Nous nous écarterons, préférence à disparaître, à laisser traces dans le ciel, nous convaincre du silence, et ce n'est ni vaincre ni se soumettre mais faire du geste à rêver la perfection de son aveu, son aveu d'impuissance et de liberté, d'inexpérience et de joie, au centre intouchable de la nuit.
La peine à dire nous pousse au désordre naturel du feu, le feu traversé de l'indifférence. Ce choix, qui le rendra possible, plus imaginaire que le réel endroit du rêve, plus impensable que le plus simple mot, désir perfectible ? Nous réveillerons-nous pour, plus tard, nous réveiller encore, nous assurant que tout ne fut qu'une longue attente ? Penser ne rien avoir perdu, penser à cet instant du cœur à cette nuit qui vient, déjà absents, déjà allant d'un pas harcelé, ce qui vient n'a plus de sens, ne se perpétue que dans notre insouciance.
Où nous descendons, quel imperturbable esprit gouverne ? Où nous marchons sans le savoir et, peut-être, effleurant de la voix des murs dressés par nous, si nous avions ce choix, que serait la mort, que serait cette voix ?
C'est la nuit, l'inattendue, l'espace emplit d'innombrables affûts. Nous y répétons nos gestes, emploi de l'instinct et notre justesse et notre réalité établissent le premier pont habitable, une corde tracée sur la mouvance de sa main et la saisissant, affirmer que rien ne manque, ni pain ni partage, hormis la mémoire dont nous aurions besoin quand l'heure viendra de quitter nos postes, d'être à visage découvert, nécessairement vulnérables.
Achever d'être seul et, prodigues dans le déséquilibre, nous serons visibles sans personne pour nous voir, bruyants, querelleurs, nous serons convoités, notre unique aiguillon est ce silence où cesse l'innocence, où le bonheur s'éprouve cassant. Quand notre appui sera pur mouvement ou limite illusoire du sol, nous unirons nos risques, quand l'esprit bat, sursaute, debout, rien ne nous retient de tourner.
Il y a le mur déchiré, l'agacement d'un ciel fini, son trop plein d'ombre au lit froid de l'errance et, dérivant, son trop plein nous bouscule. Pour un cœur qui sait se taire, faire d'un mot du silence. Ce ciel est trop parfait, coupable, raisonneur de vains nuages, s'il nous offre sa chance, sa chance démesurée, nous le craindrons, cri perdu où rien n'est dit, nous le craindrons pour l'habiter, la nuit, plus que la nuit, la nuit échouée, cœur inaccompli, quand nous pourrons nous souvenir et recevoir les infimes secousses de notre mort, les lieux inachevés que nous avons traversés, les ponts passés, ce couloir noir de la maison d'enfance, le couloir où les murs n'avaient pas d'existence, la porte mal fermée qui bat, des cris, des pleurs, des feux, coups de poing, l'allée franchie, le geste, aux corridors infinis de nos peurs, aurore, aurore, nous avons soutenu le vide et trop parlé et trop tenu éveillée dans l'ombre la porte incessante, la porte constamment menacée, ce cri, nous l'avons deviné et le devinons encore, incapable de le proférer, la nuit, plus que la nuit, le mensonge saillant de notre réalité.

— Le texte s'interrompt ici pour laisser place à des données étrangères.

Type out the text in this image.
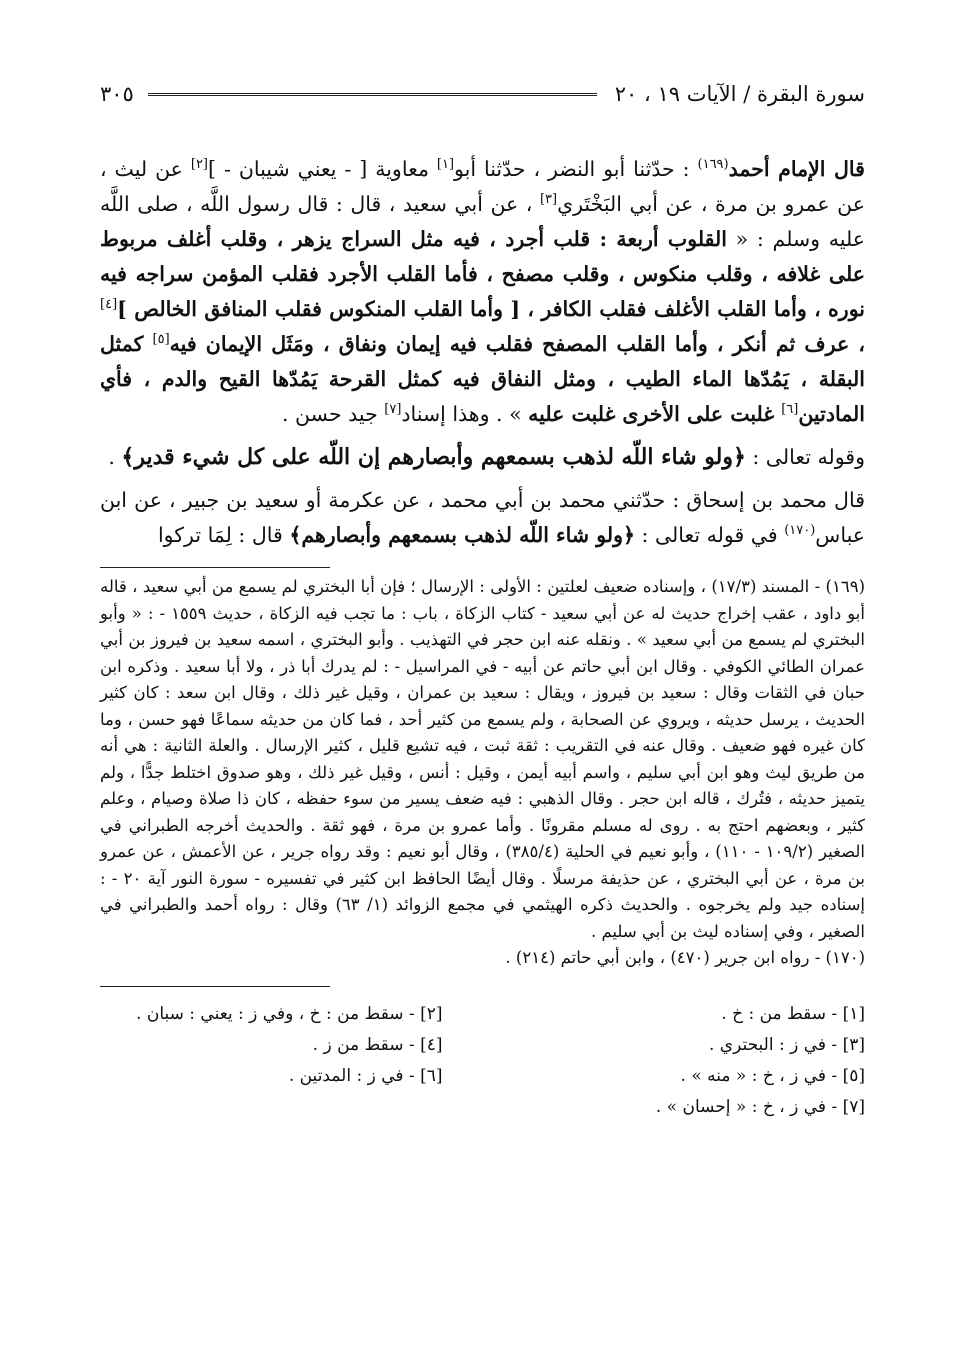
سورة البقرة / الآيات ١٩ ، ٢٠
٣٠٥

قال الإمام أحمد$^{(١٦٩)}$ : حدّثنا أبو النضر ، حدّثنا أبو[١] معاوية [ - يعني شيبان - ][٢] عن ليث ، عن عمرو بن مرة ، عن أبي البَخْتَري[٣] ، عن أبي سعيد ، قال : قال رسول اللَّه ، صلى اللَّه عليه وسلم : « القلوب أربعة : قلب أجرد ، فيه مثل السراج يزهر ، وقلب أغلف مربوط على غلافه ، وقلب منكوس ، وقلب مصفح ، فأما القلب الأجرد فقلب المؤمن سراجه فيه نوره ، وأما القلب الأغلف فقلب الكافر ، [ وأما القلب المنكوس فقلب المنافق الخالص ][٤] ، عرف ثم أنكر ، وأما القلب المصفح فقلب فيه إيمان ونفاق ، ومَثَل الإيمان فيه[٥] كمثل البقلة ، يَمُدّها الماء الطيب ، ومثل النفاق فيه كمثل القرحة يَمُدّها القيح والدم ، فأي المادتين[٦] غلبت على الأخرى غلبت عليه » . وهذا إسناد[٧] جيد حسن .

وقوله تعالى : ﴿ولو شاء اللّه لذهب بسمعهم وأبصارهم إن اللّه على كل شيء قدير﴾ .

قال محمد بن إسحاق : حدّثني محمد بن أبي محمد ، عن عكرمة أو سعيد بن جبير ، عن ابن عباس$^{(١٧٠)}$ في قوله تعالى : ﴿ولو شاء اللّه لذهب بسمعهم وأبصارهم﴾ قال : لِمَا تركوا

(١٦٩) - المسند (١٧/٣) ، وإسناده ضعيف لعلتين : الأولى : الإرسال ؛ فإن أبا البختري لم يسمع من أبي سعيد ، قاله أبو داود ، عقب إخراج حديث له عن أبي سعيد - كتاب الزكاة ، باب : ما تجب فيه الزكاة ، حديث ١٥٥٩ - : « وأبو البختري لم يسمع من أبي سعيد » . ونقله عنه ابن حجر في التهذيب . وأبو البختري ، اسمه سعيد بن فيروز بن أبي عمران الطائي الكوفي . وقال ابن أبي حاتم عن أبيه - في المراسيل - : لم يدرك أبا ذر ، ولا أبا سعيد . وذكره ابن حبان في الثقات وقال : سعيد بن فيروز ، ويقال : سعيد بن عمران ، وقيل غير ذلك ، وقال ابن سعد : كان كثير الحديث ، يرسل حديثه ، ويروي عن الصحابة ، ولم يسمع من كثير أحد ، فما كان من حديثه سماعًا فهو حسن ، وما كان غيره فهو ضعيف . وقال عنه في التقريب : ثقة ثبت ، فيه تشيع قليل ، كثير الإرسال . والعلة الثانية : هي أنه من طريق ليث وهو ابن أبي سليم ، واسم أبيه أيمن ، وقيل : أنس ، وقيل غير ذلك ، وهو صدوق اختلط جدًّا ، ولم يتميز حديثه ، فتُرك ، قاله ابن حجر . وقال الذهبي : فيه ضعف يسير من سوء حفظه ، كان ذا صلاة وصيام ، وعلم كثير ، وبعضهم احتج به . روى له مسلم مقرونًا . وأما عمرو بن مرة ، فهو ثقة . والحديث أخرجه الطبراني في الصغير (١٠٩/٢ - ١١٠) ، وأبو نعيم في الحلية (٣٨٥/٤) ، وقال أبو نعيم : وقد رواه جرير ، عن الأعمش ، عن عمرو بن مرة ، عن أبي البختري ، عن حذيفة مرسلًا . وقال أيضًا الحافظ ابن كثير في تفسيره - سورة النور آية ٢٠ - : إسناده جيد ولم يخرجوه . والحديث ذكره الهيثمي في مجمع الزوائد (١/ ٦٣) وقال : رواه أحمد والطبراني في الصغير ، وفي إسناده ليث بن أبي سليم .

(١٧٠) - رواه ابن جرير (٤٧٠) ، وابن أبي حاتم (٢١٤) .

[١] - سقط من : خ .
[٢] - سقط من : خ ، وفي ز : يعني : سبان .
[٣] - في ز : البحتري .
[٤] - سقط من ز .
[٥] - في ز ، خ : « منه » .
[٦] - في ز : المدتين .
[٧] - في ز ، خ : « إحسان » .
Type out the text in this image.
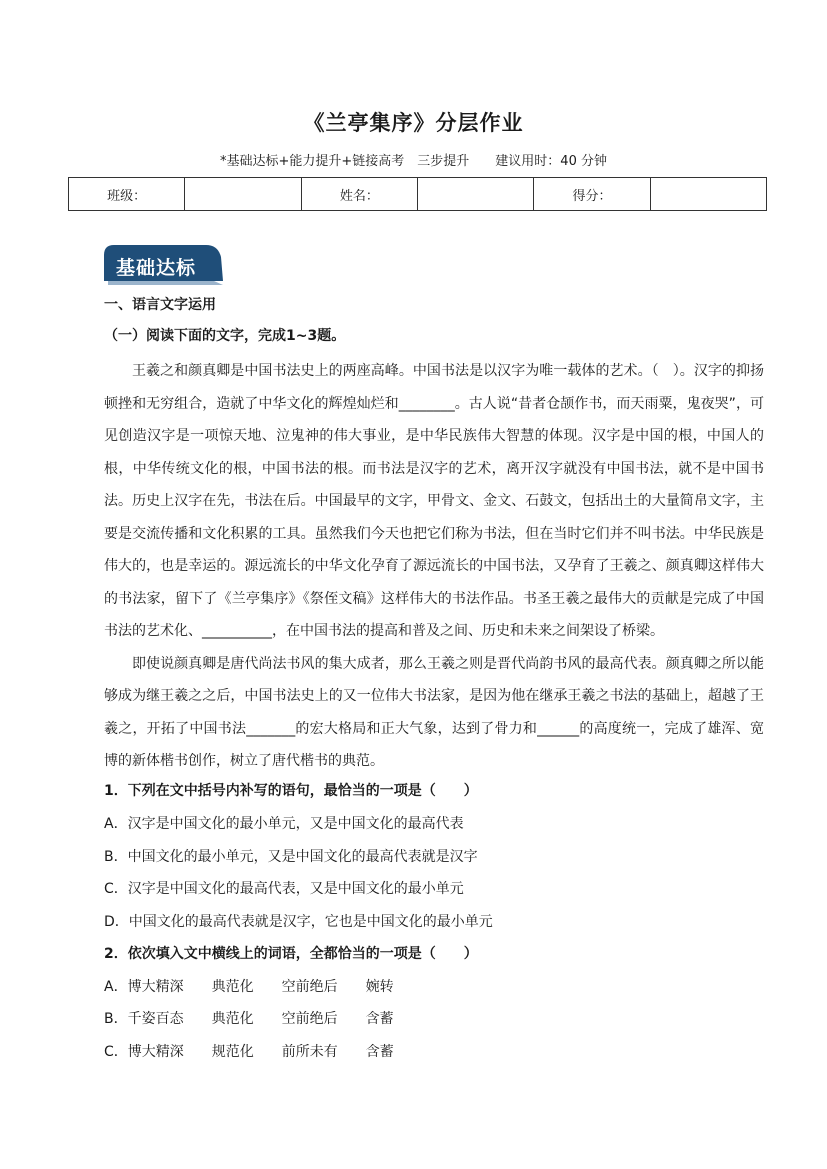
《兰亭集序》分层作业
*基础达标+能力提升+链接高考　三步提升　　建议用时：40 分钟
班级：		姓名：		得分：	
基础达标
一、语言文字运用
（一）阅读下面的文字，完成1~3题。

王羲之和颜真卿是中国书法史上的两座高峰。中国书法是以汉字为唯一载体的艺术。（　）。汉字的抑扬顿挫和无穷组合，造就了中华文化的辉煌灿烂和________。古人说“昔者仓颉作书，而天雨粟，鬼夜哭”，可见创造汉字是一项惊天地、泣鬼神的伟大事业，是中华民族伟大智慧的体现。汉字是中国的根，中国人的根，中华传统文化的根，中国书法的根。而书法是汉字的艺术，离开汉字就没有中国书法，就不是中国书法。历史上汉字在先，书法在后。中国最早的文字，甲骨文、金文、石鼓文，包括出土的大量简帛文字，主要是交流传播和文化积累的工具。虽然我们今天也把它们称为书法，但在当时它们并不叫书法。中华民族是伟大的，也是幸运的。源远流长的中华文化孕育了源远流长的中国书法，又孕育了王羲之、颜真卿这样伟大的书法家，留下了《兰亭集序》《祭侄文稿》这样伟大的书法作品。书圣王羲之最伟大的贡献是完成了中国书法的艺术化、__________，在中国书法的提高和普及之间、历史和未来之间架设了桥梁。

即使说颜真卿是唐代尚法书风的集大成者，那么王羲之则是晋代尚韵书风的最高代表。颜真卿之所以能够成为继王羲之之后，中国书法史上的又一位伟大书法家，是因为他在继承王羲之书法的基础上，超越了王羲之，开拓了中国书法_______的宏大格局和正大气象，达到了骨力和______的高度统一，完成了雄浑、宽博的新体楷书创作，树立了唐代楷书的典范。

1．下列在文中括号内补写的语句，最恰当的一项是（　　）
A．汉字是中国文化的最小单元，又是中国文化的最高代表
B．中国文化的最小单元，又是中国文化的最高代表就是汉字
C．汉字是中国文化的最高代表，又是中国文化的最小单元
D．中国文化的最高代表就是汉字，它也是中国文化的最小单元
2．依次填入文中横线上的词语，全都恰当的一项是（　　）
A．博大精深　　典范化　　空前绝后　　婉转
B．千姿百态　　典范化　　空前绝后　　含蓄
C．博大精深　　规范化　　前所未有　　含蓄
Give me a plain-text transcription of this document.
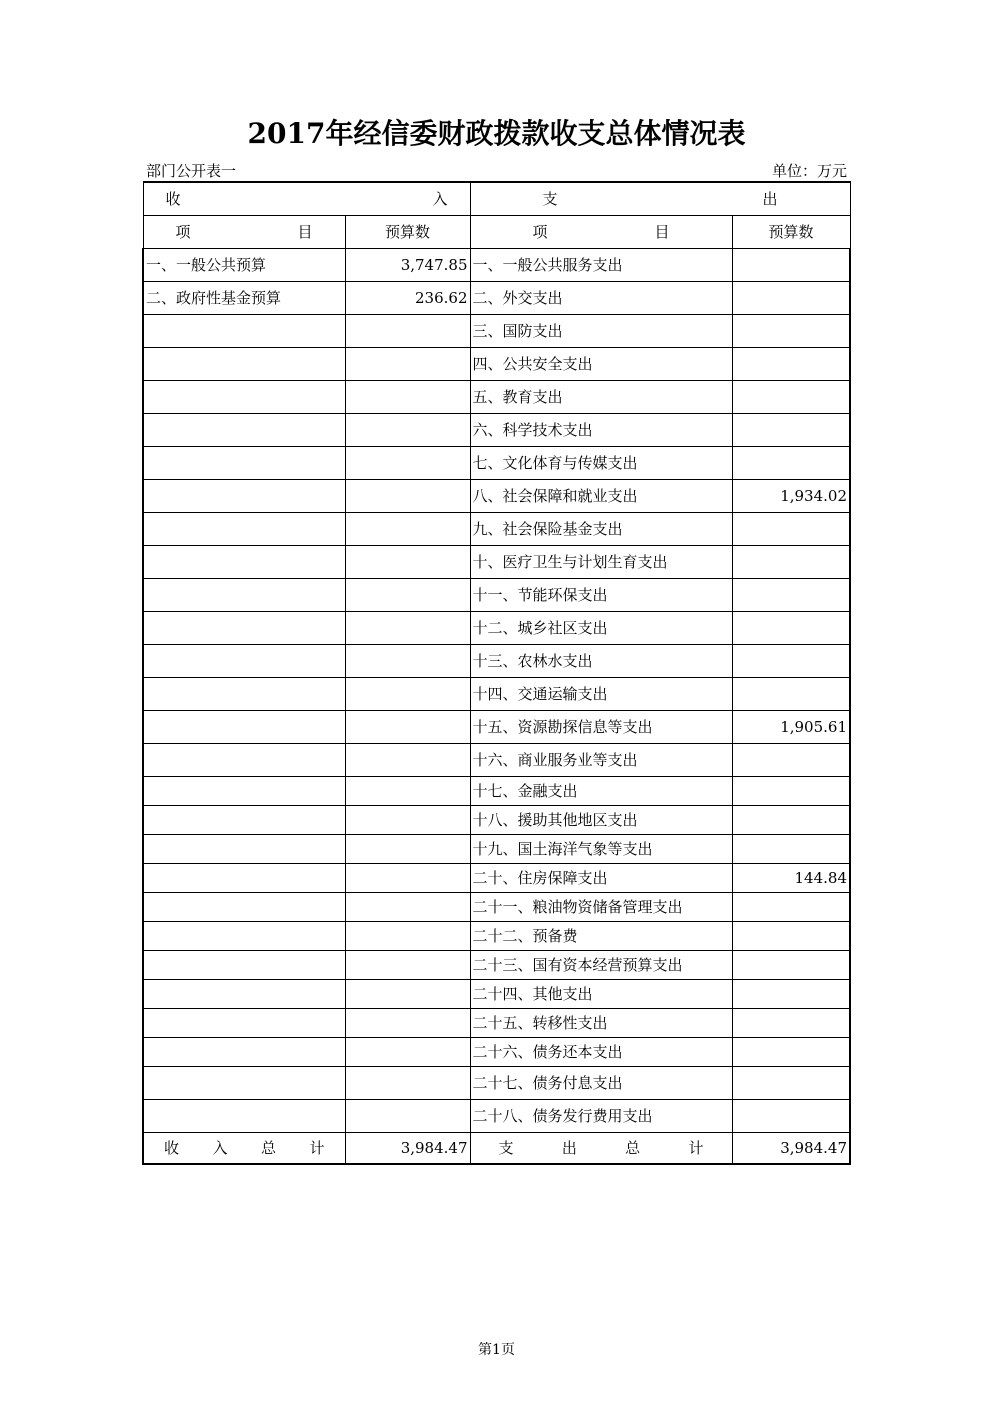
2017年经信委财政拨款收支总体情况表
部门公开表一	单位：万元
收 入		支 出	

项 目	预算数	项 目	预算数
一、一般公共预算	3,747.85	一、一般公共服务支出	
二、政府性基金预算	236.62	二、外交支出	
		三、国防支出	
		四、公共安全支出	
		五、教育支出	
		六、科学技术支出	
		七、文化体育与传媒支出	
		八、社会保障和就业支出	1,934.02
		九、社会保险基金支出	
		十、医疗卫生与计划生育支出	
		十一、节能环保支出	
		十二、城乡社区支出	
		十三、农林水支出	
		十四、交通运输支出	
		十五、资源勘探信息等支出	1,905.61
		十六、商业服务业等支出	
		十七、金融支出	
		十八、援助其他地区支出	
		十九、国土海洋气象等支出	
		二十、住房保障支出	144.84
		二十一、粮油物资储备管理支出	
		二十二、预备费	
		二十三、国有资本经营预算支出	
		二十四、其他支出	
		二十五、转移性支出	
		二十六、债务还本支出	
		二十七、债务付息支出	
		二十八、债务发行费用支出	

收 入 总 计	3,984.47	支 出 总 计	3,984.47
第1页
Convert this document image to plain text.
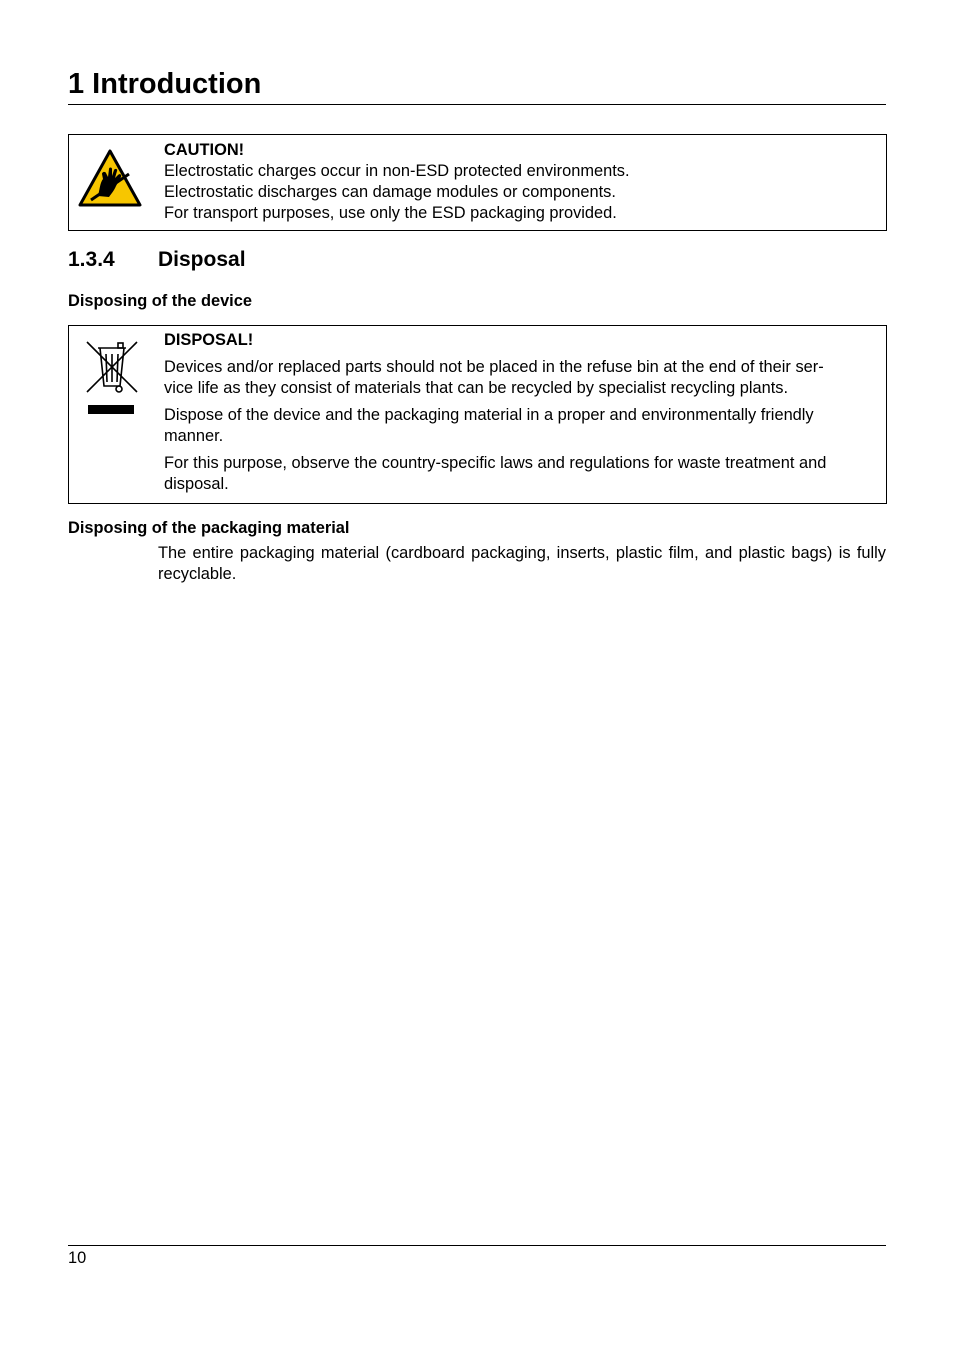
1 Introduction

CAUTION!

Electrostatic charges occur in non-ESD protected environments.

Electrostatic discharges can damage modules or components.

For transport purposes, use only the ESD packaging provided.

1.3.4 Disposal
Disposing of the device

DISPOSAL!

Devices and/or replaced parts should not be placed in the refuse bin at the end of their ser-
vice life as they consist of materials that can be recycled by specialist recycling plants.

Dispose of the device and the packaging material in a proper and environmentally friendly
manner.

For this purpose, observe the country-specific laws and regulations for waste treatment and
disposal.

Disposing of the packaging material
The entire packaging material (cardboard packaging, inserts, plastic film, and plastic bags) is fully recyclable.
10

A l'avenir, aucun pas ne sera plus compté, n'affectera plus notre marche à paroles arrêtées, ce tiraillement ne cesse pas, mensonge de lumière, visage fardé, voilà le cœur. A quelle embrasure disparaîtra le sens, à quelle place insoupçonnée détruirons-nous le regard, la vraisemblance de l'esprit ? Notre barque que n'accepte aucun rivage, ne porte rien que son âge. A nous retourner, quand le vent claque, à nous parler d'aigreur, nous nous amusons de dérisoires instants irréconciliables, martelés, rescapés d'aventures, souffreteux, misérables, réels, plus réels que vivants, notre mort.
Nous revêtirons une nature froide, nos masques seront prêts depuis l'apparition du jour, nous porterons à exubérance la lumière, notre mort - mais notre faim - notre mort se souvient et se souvenant, nous réveillera définitivement, alors justement, nous rêverons quand commencera le sommeil, quand il fera poids, pas à pas dans la cage ouverte de la nuit.